弘晝點點頭,他確實不會在這種事情上欺騙徐陽,完全沒有必要。
“此時她應該躲在你帝都的宅子附近,守株待兔吧?”說罷,弘晝突然大笑了起來。
徐陽也好像明白他的意思,也笑了起來:“沒想到,有一天我也會被當成一隻兔子?”
隻是笑聲,有些尷尬。
笑了很久,弘晝停下了笑聲,緩緩問道:“我那些手下,能不能……”
徐陽搖了搖頭道:“府門外埋伏了紅花會十五個當家中的十三人,你那些手下又是毫無防備,必然無幸,你還是考慮一下你自己吧,紅花會對你也算是恨之入骨了,他們有幾百條人命算在你身上,幾百條人命,幾百個理由,我能保住你已經很難了。”
“是啊,很難。”弘晝輕歎了一口氣,他知道,屬於他的時代在今夜之後就已經結束了,從此以後他就是個真正的閑散王爺,別的,什麼都不用去想了。
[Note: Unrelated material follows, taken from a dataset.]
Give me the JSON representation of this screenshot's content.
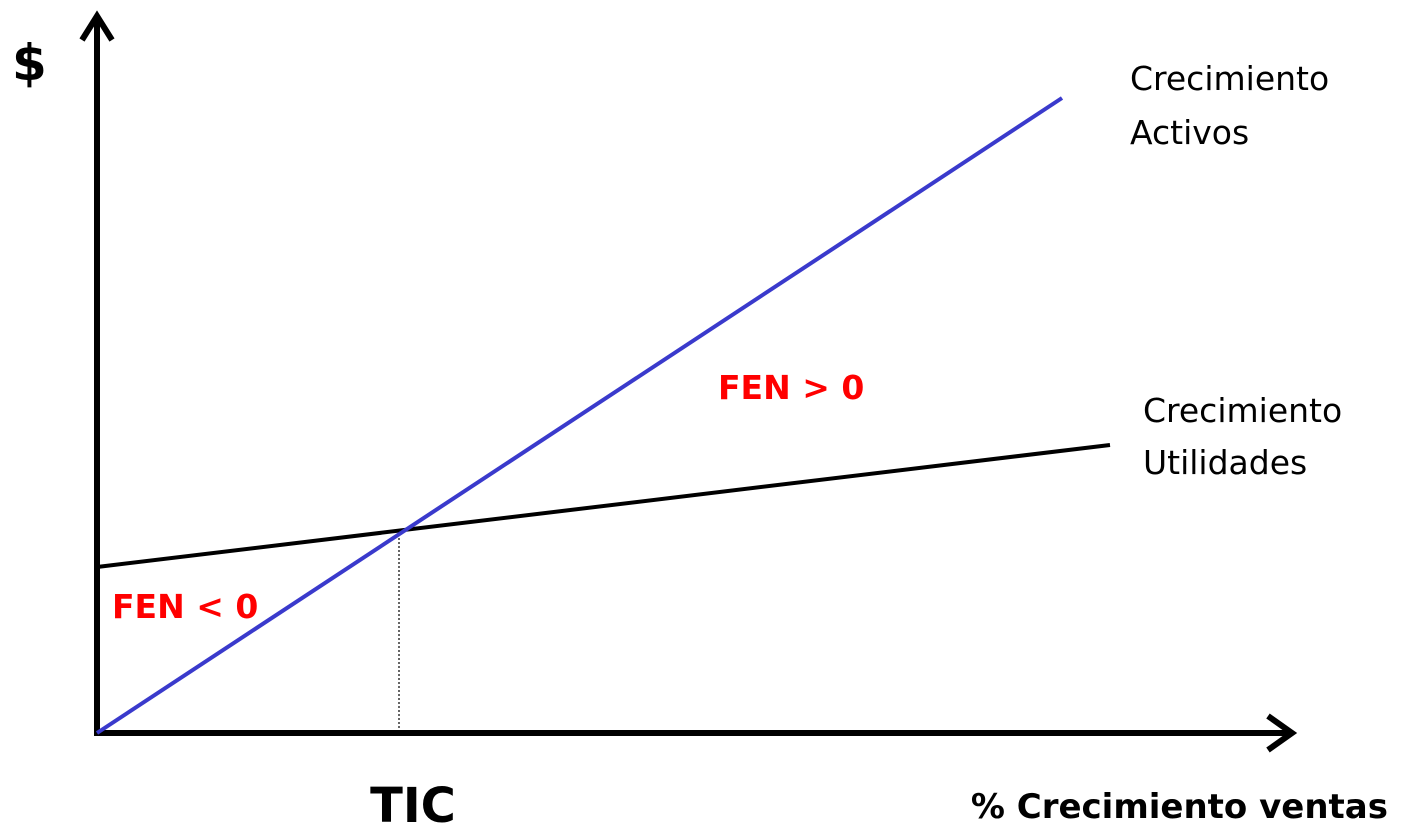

“你這個人情我承了,你我也算是好對手,隻是為何我總感覺處處受製於你呢?”
徐陽笑了:“天機,不可泄露啊。”
兩個注定是宿命對手的人,居然在這樣一個動蕩的夜裏,像朋友一樣聊天,感歎。
有時候一個好對手,原比一個好朋友更為難得。
可惜,弘晝生不逢時,徐陽心中暗暗感歎。
“後門我沒有安排埋伏,今夜你退出蘭州府,回帝都之後關起門來做太平王爺,我保證紅花會不會再去找你麻煩。”
弘晝撅了撅嘴:“若是你埋伏了高手在後門,你才是我大清朝的真正大敵,可惜了,你的才能足夠,野心卻不夠,紅花會給了你什麼好處,你居然如此幫他們?”
即使在現在,他也不忘拉攏徐陽。
“我欠紅花會前龍頭於萬亭一個人情,一個很大的人情。”徐陽淡然道。
“僅僅如此?”弘晝一副不可置信的樣子:“依我看來,你並不是一個拘泥於人情的人吧?”
“若不是你先前一條毒計把他們逼到了絕路,我可能都不會插手。”徐陽點點頭,繼續說道:“我隻應允了在紅花會遇到危機時拉他們一把,要怪隻能怪你運氣不好。”
“那陣毒煙也應該是你的手筆了。”弘晝歎道:“我早該想到的,殺人毒醫麼,弄點毒煙真不算什麼了。”